The People of the Wind
by Poul Anderson
To Edmond Hamilton and Leigh Brackett with thanks for many years of adventure.
I
“You can’t leave now,” Daniel Holm told his son. “Any day we may be at war. We may already be.”
“That’s just why I have to go,” the young man answered. “They’re calling Khruaths about it around the curve of the planet. Where else should I fare than to my choth?”
When he spoke thus, more than his wording became bird. The very accent changed. He was no longer using the Planha-influenced Anglic of Avalon — pure vowels, r’s trilled, m’s and n’s and ng’s almost hummed, speech deepened and slowed and strongly cadenced; rather, it was as if he were trying to translate for a human listener the thought of an Ythrian brain.

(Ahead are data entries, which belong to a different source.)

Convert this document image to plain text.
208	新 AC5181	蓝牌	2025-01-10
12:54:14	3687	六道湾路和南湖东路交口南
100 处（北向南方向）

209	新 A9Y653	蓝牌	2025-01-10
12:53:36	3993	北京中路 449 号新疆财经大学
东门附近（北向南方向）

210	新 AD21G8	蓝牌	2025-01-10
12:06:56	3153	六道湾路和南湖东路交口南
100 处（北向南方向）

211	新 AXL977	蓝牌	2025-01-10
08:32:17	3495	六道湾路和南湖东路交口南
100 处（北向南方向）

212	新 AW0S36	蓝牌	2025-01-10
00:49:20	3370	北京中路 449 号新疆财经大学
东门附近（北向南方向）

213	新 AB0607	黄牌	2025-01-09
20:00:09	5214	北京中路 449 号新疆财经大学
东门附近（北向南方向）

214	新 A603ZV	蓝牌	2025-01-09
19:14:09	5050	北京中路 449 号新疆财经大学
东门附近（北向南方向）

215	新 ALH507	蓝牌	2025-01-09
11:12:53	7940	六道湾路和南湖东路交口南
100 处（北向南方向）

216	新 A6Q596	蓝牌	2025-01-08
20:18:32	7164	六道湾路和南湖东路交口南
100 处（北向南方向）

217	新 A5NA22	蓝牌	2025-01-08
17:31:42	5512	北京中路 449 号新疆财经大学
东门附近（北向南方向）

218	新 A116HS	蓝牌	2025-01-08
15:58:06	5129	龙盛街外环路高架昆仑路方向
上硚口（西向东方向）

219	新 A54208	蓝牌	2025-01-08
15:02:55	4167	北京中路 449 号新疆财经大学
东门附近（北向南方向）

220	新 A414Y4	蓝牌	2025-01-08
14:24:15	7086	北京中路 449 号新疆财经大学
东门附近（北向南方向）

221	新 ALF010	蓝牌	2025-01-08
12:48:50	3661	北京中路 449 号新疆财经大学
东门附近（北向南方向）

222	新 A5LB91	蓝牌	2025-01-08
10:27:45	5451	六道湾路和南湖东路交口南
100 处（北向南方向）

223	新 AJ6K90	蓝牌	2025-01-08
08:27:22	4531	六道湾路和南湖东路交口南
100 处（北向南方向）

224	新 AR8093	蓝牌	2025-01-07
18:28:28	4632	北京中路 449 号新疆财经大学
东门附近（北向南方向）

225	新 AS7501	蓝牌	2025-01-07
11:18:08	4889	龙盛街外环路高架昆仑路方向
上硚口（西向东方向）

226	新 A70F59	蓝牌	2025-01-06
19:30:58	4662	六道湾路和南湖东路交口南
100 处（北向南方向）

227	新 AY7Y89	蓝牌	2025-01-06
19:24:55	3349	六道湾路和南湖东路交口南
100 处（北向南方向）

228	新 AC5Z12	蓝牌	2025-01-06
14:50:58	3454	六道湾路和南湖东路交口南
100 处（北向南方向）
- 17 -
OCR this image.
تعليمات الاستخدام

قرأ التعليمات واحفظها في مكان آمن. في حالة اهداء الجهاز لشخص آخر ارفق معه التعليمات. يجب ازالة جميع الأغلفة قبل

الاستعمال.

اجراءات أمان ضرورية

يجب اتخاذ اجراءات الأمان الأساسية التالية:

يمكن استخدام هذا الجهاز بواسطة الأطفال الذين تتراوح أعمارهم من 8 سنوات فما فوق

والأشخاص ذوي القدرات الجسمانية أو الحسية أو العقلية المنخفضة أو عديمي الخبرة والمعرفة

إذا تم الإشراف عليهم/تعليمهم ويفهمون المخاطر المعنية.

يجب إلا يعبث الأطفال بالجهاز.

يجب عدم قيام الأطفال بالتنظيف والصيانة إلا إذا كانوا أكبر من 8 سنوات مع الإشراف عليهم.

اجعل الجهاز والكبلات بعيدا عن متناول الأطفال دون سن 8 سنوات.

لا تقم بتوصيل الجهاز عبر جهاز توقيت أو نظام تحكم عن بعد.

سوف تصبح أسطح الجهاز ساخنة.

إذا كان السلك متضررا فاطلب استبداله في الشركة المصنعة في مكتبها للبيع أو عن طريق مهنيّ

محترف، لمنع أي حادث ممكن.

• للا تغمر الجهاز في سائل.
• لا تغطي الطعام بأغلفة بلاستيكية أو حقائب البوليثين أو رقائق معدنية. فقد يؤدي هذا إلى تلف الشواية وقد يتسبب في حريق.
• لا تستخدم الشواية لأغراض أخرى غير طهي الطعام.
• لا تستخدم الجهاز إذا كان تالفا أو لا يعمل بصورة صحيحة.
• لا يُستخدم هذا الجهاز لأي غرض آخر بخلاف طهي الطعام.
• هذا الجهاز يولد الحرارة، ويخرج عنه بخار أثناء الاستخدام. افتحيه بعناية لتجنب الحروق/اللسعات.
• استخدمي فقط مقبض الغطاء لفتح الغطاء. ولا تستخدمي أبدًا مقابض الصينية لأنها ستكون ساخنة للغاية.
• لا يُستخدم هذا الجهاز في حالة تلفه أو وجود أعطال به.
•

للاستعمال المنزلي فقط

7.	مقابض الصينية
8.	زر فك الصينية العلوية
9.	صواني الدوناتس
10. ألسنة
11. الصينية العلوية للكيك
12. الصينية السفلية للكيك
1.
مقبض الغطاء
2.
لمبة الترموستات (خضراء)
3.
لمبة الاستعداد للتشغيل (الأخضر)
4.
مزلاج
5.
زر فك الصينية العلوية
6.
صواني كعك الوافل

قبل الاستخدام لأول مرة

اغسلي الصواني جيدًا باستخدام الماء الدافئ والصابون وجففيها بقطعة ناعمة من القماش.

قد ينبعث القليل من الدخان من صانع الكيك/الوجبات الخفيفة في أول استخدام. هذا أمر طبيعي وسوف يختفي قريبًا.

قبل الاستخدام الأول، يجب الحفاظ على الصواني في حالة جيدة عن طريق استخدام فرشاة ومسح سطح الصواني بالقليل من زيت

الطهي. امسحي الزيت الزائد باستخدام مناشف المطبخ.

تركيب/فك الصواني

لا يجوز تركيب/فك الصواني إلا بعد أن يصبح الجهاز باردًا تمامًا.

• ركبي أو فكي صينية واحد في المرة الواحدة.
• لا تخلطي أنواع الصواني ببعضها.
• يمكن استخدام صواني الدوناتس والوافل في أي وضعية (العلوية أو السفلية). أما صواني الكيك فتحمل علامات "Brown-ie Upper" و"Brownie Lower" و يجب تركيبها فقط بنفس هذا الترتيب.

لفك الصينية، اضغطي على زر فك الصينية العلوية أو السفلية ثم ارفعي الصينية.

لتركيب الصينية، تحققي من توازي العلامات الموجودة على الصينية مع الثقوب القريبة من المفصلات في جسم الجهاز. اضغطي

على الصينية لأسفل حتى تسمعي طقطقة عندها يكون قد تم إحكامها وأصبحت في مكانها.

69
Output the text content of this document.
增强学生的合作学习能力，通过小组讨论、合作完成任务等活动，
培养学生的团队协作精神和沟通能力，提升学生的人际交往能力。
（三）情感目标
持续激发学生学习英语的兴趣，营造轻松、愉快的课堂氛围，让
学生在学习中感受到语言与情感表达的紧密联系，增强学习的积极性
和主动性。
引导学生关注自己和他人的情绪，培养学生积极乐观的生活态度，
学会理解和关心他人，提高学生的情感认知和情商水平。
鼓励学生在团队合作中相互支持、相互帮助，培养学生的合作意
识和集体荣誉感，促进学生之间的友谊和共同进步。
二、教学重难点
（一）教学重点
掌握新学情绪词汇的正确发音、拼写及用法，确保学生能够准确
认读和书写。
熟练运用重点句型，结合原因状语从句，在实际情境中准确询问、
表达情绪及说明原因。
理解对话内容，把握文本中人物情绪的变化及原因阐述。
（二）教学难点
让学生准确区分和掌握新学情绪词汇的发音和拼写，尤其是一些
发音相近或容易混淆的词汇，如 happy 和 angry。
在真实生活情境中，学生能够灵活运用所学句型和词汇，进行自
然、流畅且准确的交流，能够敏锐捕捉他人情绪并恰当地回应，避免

The man whose image occupied the phone screen did not retort, “You might consider staying with your own family,” as once he would have. Instead Daniel Holm nodded, and said quietly, “I see. You’re not Chris now, you’re Arinnian,” and all at once looked old.
That wrenched at the young man. He reached forth, but his fingers were stopped by the screen, “I’m always Chris, Dad,” he blurted. “It’s only that I’m Arinnian too. And, and, well, if war comes, the choths will need to be prepared for it, won’t they? I’m going to help — shouldn’t be gone long, really.”
“Sure. Good voyage.”
“Give Mother and everybody my love.”
“Why not call her yourself?”
“Well, uh, I do have to hurry… and it’s not as if this were anything unusual, my heading off to the mountains, and — oh—”
“Sure,” said Daniel Holm. “I’ll tell them. And you give my regards to your mates.” The Second Marchwarden of the Lauran System blanked off.
Arinnian turned from the instrument. For a moment he winced and bit his lip. He hated hurting people who cared about him. But why couldn’t they understand? Their kind called it “going, bird,” being received into a choth, as if in some fashion those who did were renouncing the race that begot them. He couldn’t count how many hours he had tried to make his parents — make any number of orthohumans — see that he was widening and purifying his humanity.